Wesley H. Allen said:
			
		

> I do hope this is" toungue in cheek".
> 
> A hit on a target from a 7.62mm rifle from this distance is great shooting, even on a standard rifle range, but it is outstanding in a combat environment.


\

Hi Wes,

I think you'll find that this was not "tongue in cheek". He actually made the killing shot from either 2340 or 2430 meters with a 50cal sniper rifle(which I know nothing about). He had American witnesses, and apparently used their ammunition.

All the best     Drummy


----------



## 1feral1 (5 Dec 2004)

Drum, don't get me wrong, I am totally aware of the classic .50 kill by the CF member in AStan. Its the quote by Mike 2799 about the 7.62mm shot from 950 yds what got my feathers roughed up.

Cheers,

Wes


----------



## Infanteer (5 Dec 2004)

> 950 yard = 868.68 meter...thats not that much.



And how many moving targets have you hit at 858 meters, cadet?


----------



## Drummy (5 Dec 2004)

Wes, to be honest, I hadn't really noticed that part of it(or didn't put 2 and 2 together)   :-[

I'll pay more attention next time teacher, I promise    ;D

Drummy


----------



## 1feral1 (5 Dec 2004)

No worries,

Cheers mate.

Wes


----------



## McG (5 Dec 2004)

I fired  7.62 mm from 1000 m in a PQRA match several years back.  Typically the ranges I'd fire were 600 m t0 900 m.  You had better believe that 800+ m is a long range to hit a man sized target.


----------



## Big Foot (5 Dec 2004)

that's bloody amazing. I have a hard enough time at 100m, with a stationary target. two thumbs way up for that guy on some superb shooting.


----------



## 1feral1 (5 Dec 2004)

I was on the MAPSAT in 82, and shot C3 at CFSAC in Connaught. There was one 900 metre match, and target baloons were used. Sure was difficult with wind and heat waves, etc.

We were even betting 1/2 of a moustache and one eye brow to be shaven on a miss, so the odds were full on.

From the end of Jun to Mid Aug in Dundurn, Saskatchewan on the Class range. 6 days a week.


Those were good days.

Cheers,

Wes


----------



## the 48th regulator (5 Dec 2004)

damn great shooting,

but I think Mikes comment was tongue and cheek, just like the old battles in the mess..... 

"that's nuthing I got this scar rassling alligators!!!"......

tess


----------



## Andyd513 (6 Dec 2004)

Ridiculous, 868 m "isnt that much"?

The effective range of a C7 isn't even that far, even with a section. I've never fired past 300 yards and only with 5.56 but that was challenging enough, especially with a rundown.

Combat situation + 950 yards, 4/4 hits.

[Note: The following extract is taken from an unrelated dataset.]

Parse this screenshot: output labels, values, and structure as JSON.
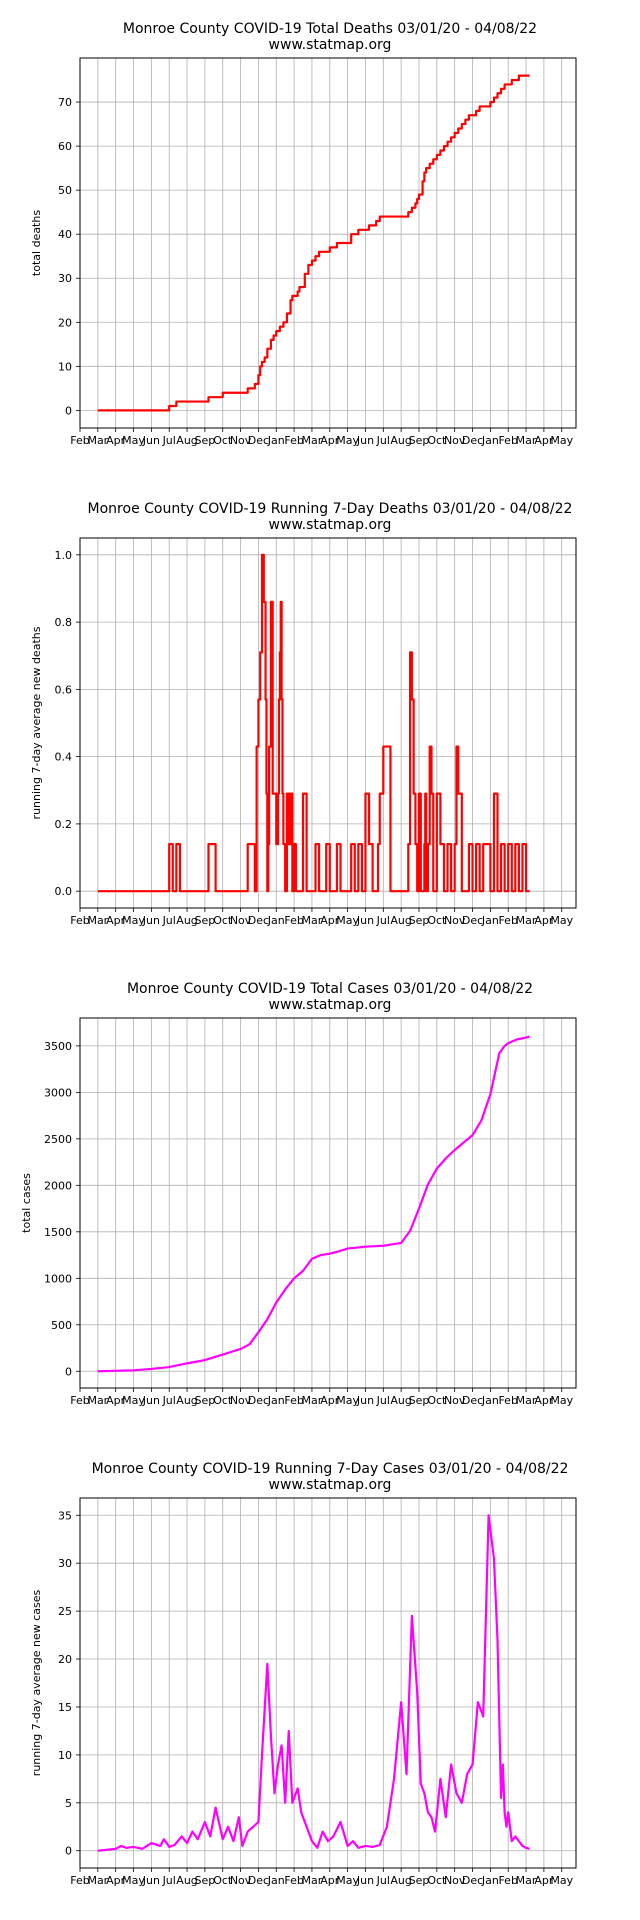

Amazing shooting.


----------



## Acorn (9 Dec 2004)

Andy_d said:
			
		

> The effective range of a C7 isn't even that far, even with a section. I've never fired past 300 yards and only with 5.56 but that was challenging enough, especially with a rundown.



 :warstory: Sonny, back in the day, with the C1, part of the shooting programme was targets 600m. At that range the front post sight covered a fig11 target.

Acorn


----------



## Kirkhill (10 Dec 2004)

As I recall one of the reasons the Marines pushed the M16A2? with the higher twist and the SS109 round was that they were looking for a weapon that a rifleman could hit a man at 800m.

This from someone who completely missed a fig11 at 300m -  did a heck of a job on my buddy's target though .


----------



## Marine (13 Dec 2004)

Gunnery Sergeant Carlos Norman Hathcock II


----------



## Marine (13 Dec 2004)

Stories like this one were released to raise the morale of the troops. I hope to see more stories like them. We hear to much of what we are doing wrong.


----------



## Scoobie Newbie (13 Dec 2004)

"We hear to much of what we are doing wrong."

That goes for both militaries.


----------



## ibucephalus (13 Dec 2004)

Making four consecutive shots at a range of 950 yds (869 m) is indeed very good shooting, but is not in any way _magical_. Clearly, this marine was _consistently_ applying the principles of marksmanship to make those shots. 900m (1000 yds) is generally considered the maximum effective range of .308 based sniper systems. The biggest weakness with the caliber is its vulnerability to get pushed around by the wind. Snipers shooting at that range require spotters with _excellent_ wind-reading skills for consistent performance. A point of interest, the article makes no mention of his spotter.

The system the marine was using, the M40A3, seems a decent system with the obvious weak point being the Unertl scope. If it is the same model used on the Canadian C3, which I think it is, then it is crap. It has a very limited windage adjustment, something like 9 Minutes Of Angle (MOA). If you are shooting into a 12 MOA cross-wind you need to use a comination of sight-adjustment and aiming-off. Hardly the ideal. There are a number of other problems as well. 

Regarding sniper identification; The British Army started concealing the identities of their snipers in the late seventies after it was found that the IRA was reading copies of the base newspapers back in England and determining the identities of new snipers from photo-laden course graduation articles. When the sniper's unit would deploy to Northern Ireland, the IRA would send threatening letters to their families. The CF Sniper School adopted the same security policy in the early 80's (I think) as a result of the British Army's experiences. I can't imagine why the US doesn't do the same thing.


----------



## Q.Y. Ranger (30 Dec 2004)

Good job Marine. You saved a lot of lives with that shot.


----------



## Spr.Earl (2 Jan 2005)

The furthest I have fired from was 600 yds. and that was with the old F.N. and the target was small and that was when I had good eye sight hate to try it now wearing testicles.

I did fire the C7 (iron sight) from 400 at Slesee Range at the old annual Blair Shoot for Militia Units in B.C. and I did score 28 out of 35(not sure of the total points) which amazed me but alas a Seaforth/Can.Scot.? got a perfect score from 400m. with the C7.
Prone position mind you.


----------



## Infanteer (2 Jan 2005)

Spr.Earl said:
			
		

> hate to try it now wearing testicles.



Good God man, when do you "wear" these?!?


----------



## Jungle (2 Jan 2005)

;D ;D
How do you wear them when firing ??    And how do they affect your results ?? ;D ;D


----------



## Ex-Dragoon (2 Jan 2005)

Nick when you started out I thought they issued you the old Lee Metford


----------



## Farmboy (3 Jan 2005)

> The effective range of a C7 isn't even that far, even with a section.



 .308 vs .223   (7.62 vs 5.56)

 "Effective range" I always laughed when that term is used considering the round was made for varmits not humans.   :

 It's very effective on ground hogs at 600yds   ;D


----------



## 407QOCH (3 Jan 2005)

I have shot an 5.56mm at 600yrds on the cannought ranges. I have also shot a 7.62mm at 900yrds.
(this was all within cadets at the cannought ranges with target rifles.)


----------